君をひたすら傷つけて
リズから詳しいことは殆ど聞いてない。私は通訳として日本の登記スタッフとエマさんの橋渡しをすること。契約書に可笑しな文言が入ってないかを確認すること。リズに経過を報告すること。会社の規模も、オフィスの規模も聞いてなかった。 

 心には動揺が走りながらも私は玄関の自動ドアから入り、目の間にある二階に続くスチール製の階段をゆっくりと上るとチャイム押した。

 時間は十時五十分。ほぼ時間通りだった。

 中からコツコツとヒールが床を鳴らす音が聞こえてきてドアが勢いよく開いた。そして、私が視線を上げるとそこには一目で『エマさん』と分かる女性が立っていた。

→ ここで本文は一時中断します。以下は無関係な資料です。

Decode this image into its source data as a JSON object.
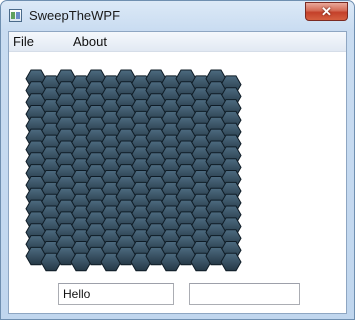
{
  "window": {
    "title": "SweepTheWPF",
    "app_icon": "window-app-icon",
    "close_glyph": "✕"
  },
  "menu": {
    "items": [
      {
        "label": "File"
      },
      {
        "label": "About"
      }
    ]
  },
  "board": {
    "rows": 16,
    "cols": 8,
    "cell_color_top": "#4d6b80",
    "cell_color_bottom": "#253846",
    "outline_color": "#0f1c26"
  },
  "footer": {
    "text_input_1": "Hello",
    "text_input_2": ""
  }
}
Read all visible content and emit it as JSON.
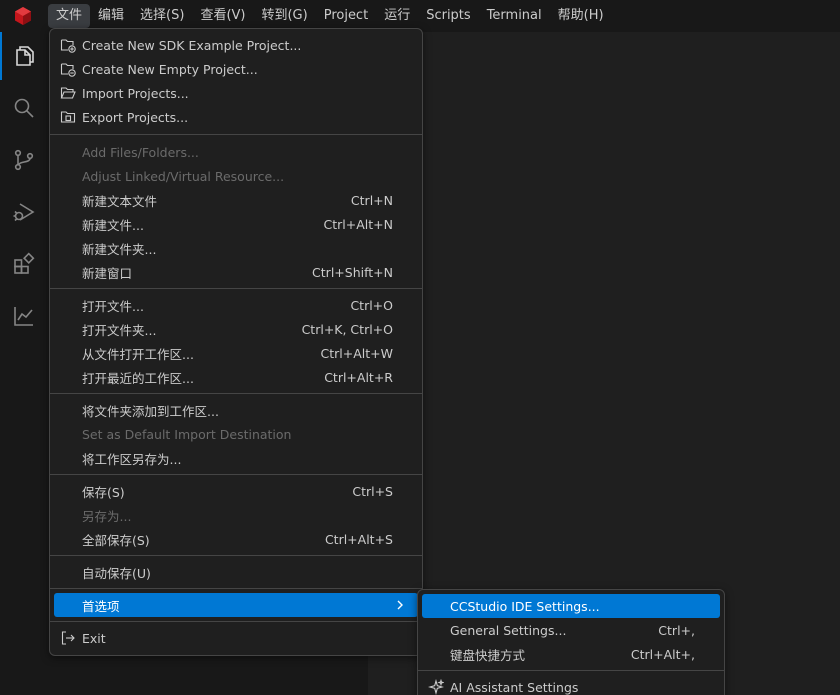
{
  "menubar": {
    "items": [
      "文件",
      "编辑",
      "选择(S)",
      "查看(V)",
      "转到(G)",
      "Project",
      "运行",
      "Scripts",
      "Terminal",
      "帮助(H)"
    ]
  },
  "activitybar": {
    "icons": [
      "files-icon",
      "search-icon",
      "source-control-icon",
      "run-debug-icon",
      "extensions-icon",
      "graph-icon"
    ]
  },
  "file_menu": {
    "group1": [
      {
        "label": "Create New SDK Example Project...",
        "icon": "new-project-icon"
      },
      {
        "label": "Create New Empty Project...",
        "icon": "new-project-icon"
      },
      {
        "label": "Import Projects...",
        "icon": "folder-open-icon"
      },
      {
        "label": "Export Projects...",
        "icon": "folder-export-icon"
      }
    ],
    "group2": [
      {
        "label": "Add Files/Folders...",
        "shortcut": ""
      },
      {
        "label": "Adjust Linked/Virtual Resource...",
        "shortcut": ""
      },
      {
        "label": "新建文本文件",
        "shortcut": "Ctrl+N"
      },
      {
        "label": "新建文件...",
        "shortcut": "Ctrl+Alt+N"
      },
      {
        "label": "新建文件夹...",
        "shortcut": ""
      },
      {
        "label": "新建窗口",
        "shortcut": "Ctrl+Shift+N"
      }
    ],
    "group3": [
      {
        "label": "打开文件...",
        "shortcut": "Ctrl+O"
      },
      {
        "label": "打开文件夹...",
        "shortcut": "Ctrl+K, Ctrl+O"
      },
      {
        "label": "从文件打开工作区...",
        "shortcut": "Ctrl+Alt+W"
      },
      {
        "label": "打开最近的工作区...",
        "shortcut": "Ctrl+Alt+R"
      }
    ],
    "group4": [
      {
        "label": "将文件夹添加到工作区...",
        "shortcut": ""
      },
      {
        "label": "Set as Default Import Destination",
        "shortcut": ""
      },
      {
        "label": "将工作区另存为...",
        "shortcut": ""
      }
    ],
    "group5": [
      {
        "label": "保存(S)",
        "shortcut": "Ctrl+S"
      },
      {
        "label": "另存为...",
        "shortcut": ""
      },
      {
        "label": "全部保存(S)",
        "shortcut": "Ctrl+Alt+S"
      }
    ],
    "autosave": "自动保存(U)",
    "preferences": "首选项",
    "exit": "Exit"
  },
  "pref_menu": {
    "items": [
      {
        "label": "CCStudio IDE Settings...",
        "shortcut": ""
      },
      {
        "label": "General Settings...",
        "shortcut": "Ctrl+,"
      },
      {
        "label": "键盘快捷方式",
        "shortcut": "Ctrl+Alt+,"
      },
      {
        "label": "AI Assistant Settings",
        "shortcut": ""
      }
    ]
  },
  "colors": {
    "accent": "#0078d4",
    "menu_bg": "#1f1f1f",
    "bar_bg": "#181818",
    "disabled_text": "#6b6b6b",
    "logo_red": "#c4161c"
  }
}
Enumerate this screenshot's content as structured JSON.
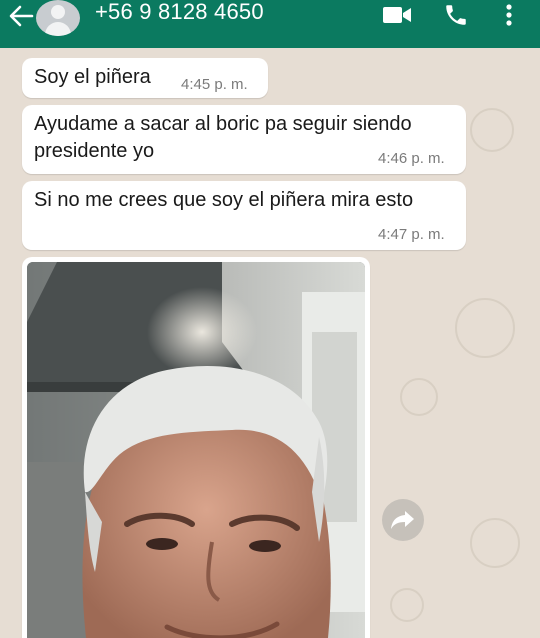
{
  "header": {
    "contact_name": "+56 9 8128 4650",
    "icons": [
      "back-arrow-icon",
      "avatar",
      "video-call-icon",
      "phone-call-icon",
      "more-options-icon"
    ]
  },
  "messages": [
    {
      "text": "Soy el piñera",
      "time": "4:45 p. m."
    },
    {
      "text": "Ayudame a sacar al boric pa seguir siendo presidente yo",
      "time": "4:46 p. m."
    },
    {
      "text": "Si no me crees que soy el piñera mira esto",
      "time": "4:47 p. m."
    }
  ],
  "image_message": {
    "kind": "photo",
    "subject": "photo-of-gray-haired-man-in-kitchen"
  },
  "colors": {
    "header": "#0b7a60",
    "chat_bg": "#e6ddd3",
    "bubble": "#ffffff",
    "time_text": "#7b7b7b"
  }
}
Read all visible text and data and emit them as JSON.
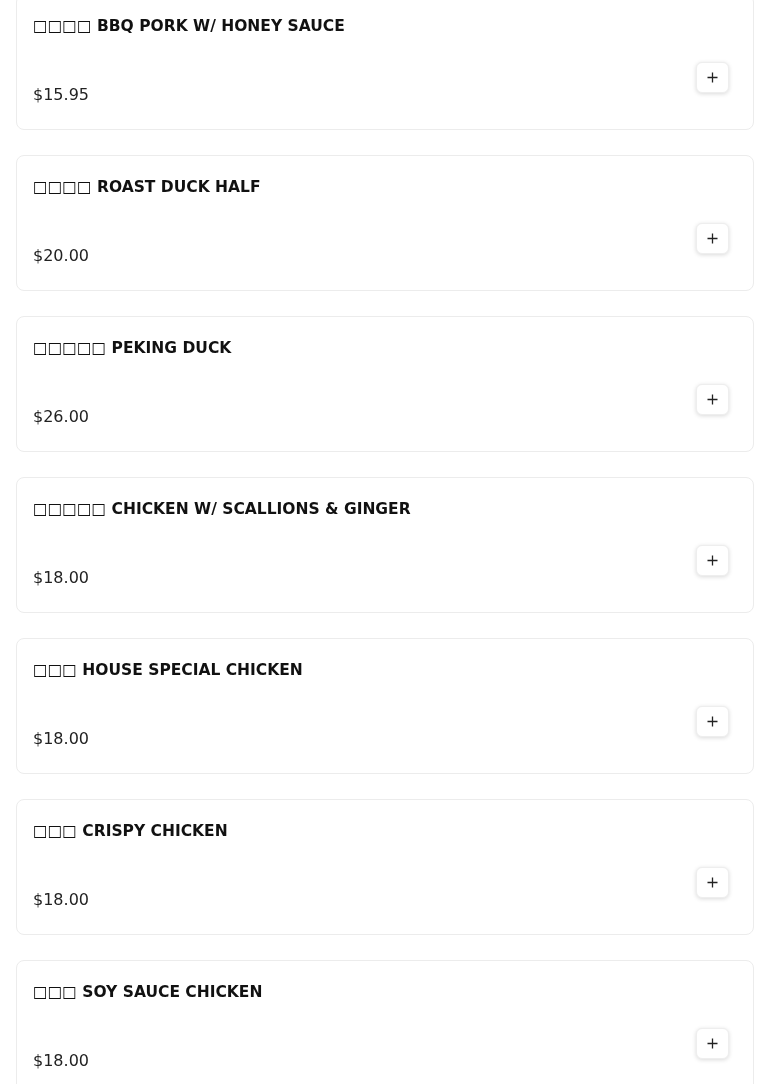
{
  "menu_items": [
    {
      "name": "□□□□ BBQ PORK W/ HONEY SAUCE",
      "price": "$15.95"
    },
    {
      "name": "□□□□ ROAST DUCK HALF",
      "price": "$20.00"
    },
    {
      "name": "□□□□□ PEKING DUCK",
      "price": "$26.00"
    },
    {
      "name": "□□□□□ CHICKEN W/ SCALLIONS & GINGER",
      "price": "$18.00"
    },
    {
      "name": "□□□ HOUSE SPECIAL CHICKEN",
      "price": "$18.00"
    },
    {
      "name": "□□□ CRISPY CHICKEN",
      "price": "$18.00"
    },
    {
      "name": "□□□ SOY SAUCE CHICKEN",
      "price": "$18.00"
    }
  ]
}
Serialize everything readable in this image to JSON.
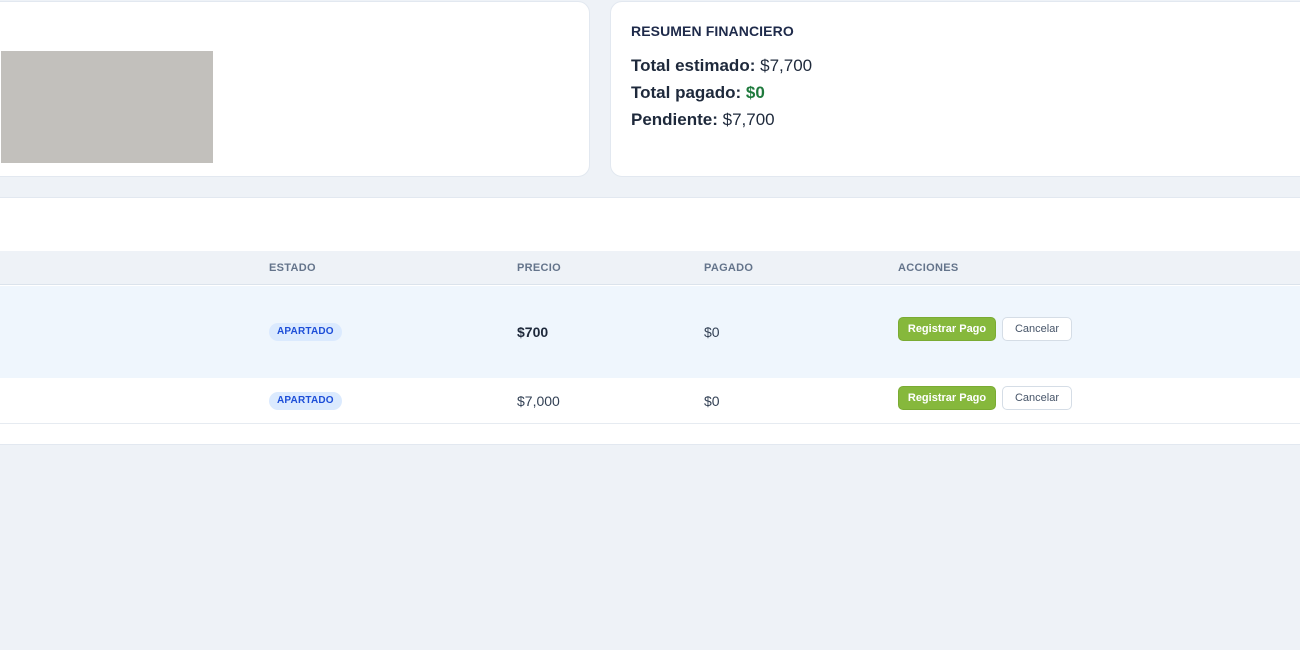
{
  "summary": {
    "title": "RESUMEN FINANCIERO",
    "total_estimated_label": "Total estimado:",
    "total_estimated_value": "$7,700",
    "total_paid_label": "Total pagado:",
    "total_paid_value": "$0",
    "pending_label": "Pendiente:",
    "pending_value": "$7,700",
    "paid_color": "#1f7a3d"
  },
  "table": {
    "headers": {
      "estado": "ESTADO",
      "precio": "PRECIO",
      "pagado": "PAGADO",
      "acciones": "ACCIONES"
    },
    "rows": [
      {
        "status": "APARTADO",
        "price": "$700",
        "paid": "$0",
        "pay_label": "Registrar Pago",
        "cancel_label": "Cancelar"
      },
      {
        "status": "APARTADO",
        "price": "$7,000",
        "paid": "$0",
        "pay_label": "Registrar Pago",
        "cancel_label": "Cancelar"
      }
    ]
  },
  "colors": {
    "accent_green": "#86b83c",
    "badge_bg": "#dbeafe",
    "badge_text": "#1d4ed8",
    "page_bg": "#eef2f7"
  }
}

『初めまして。藤堂雅と言います。フランスでリズの会社で働いていました。今回の会社設立に出来る限りお手伝いしたいと思っていますのでよろしくお願いします』

 自己紹介を考えていたのにその言葉が口から出てこなかった。

 エマ・ジョンソン。

 アメリカで成功して日本でも会社を設立する彼女はオフィスを闊歩する女性を想像していた。スタイリッシュな細身のスーツを着込んだキャリアウーマン。髪は一つに綺麗に纏めていて、一筋の乱れもない。でも、彼女はリズの友達だった。

 私の大事なリズの友達。そう友達なだけあって…。『類は友を呼ぶ』

 『ゴージャスなセクシー女優』これが目の前にいるエマさんに対する表現で間違いない。

 身体の綺麗な線を添うように作られているスーツは色こそ濃紺で落ち着いているものの、そのラインがあまりにも大胆だった。上から見れば見えるのではないかと言うくらいに胸元が開いていた。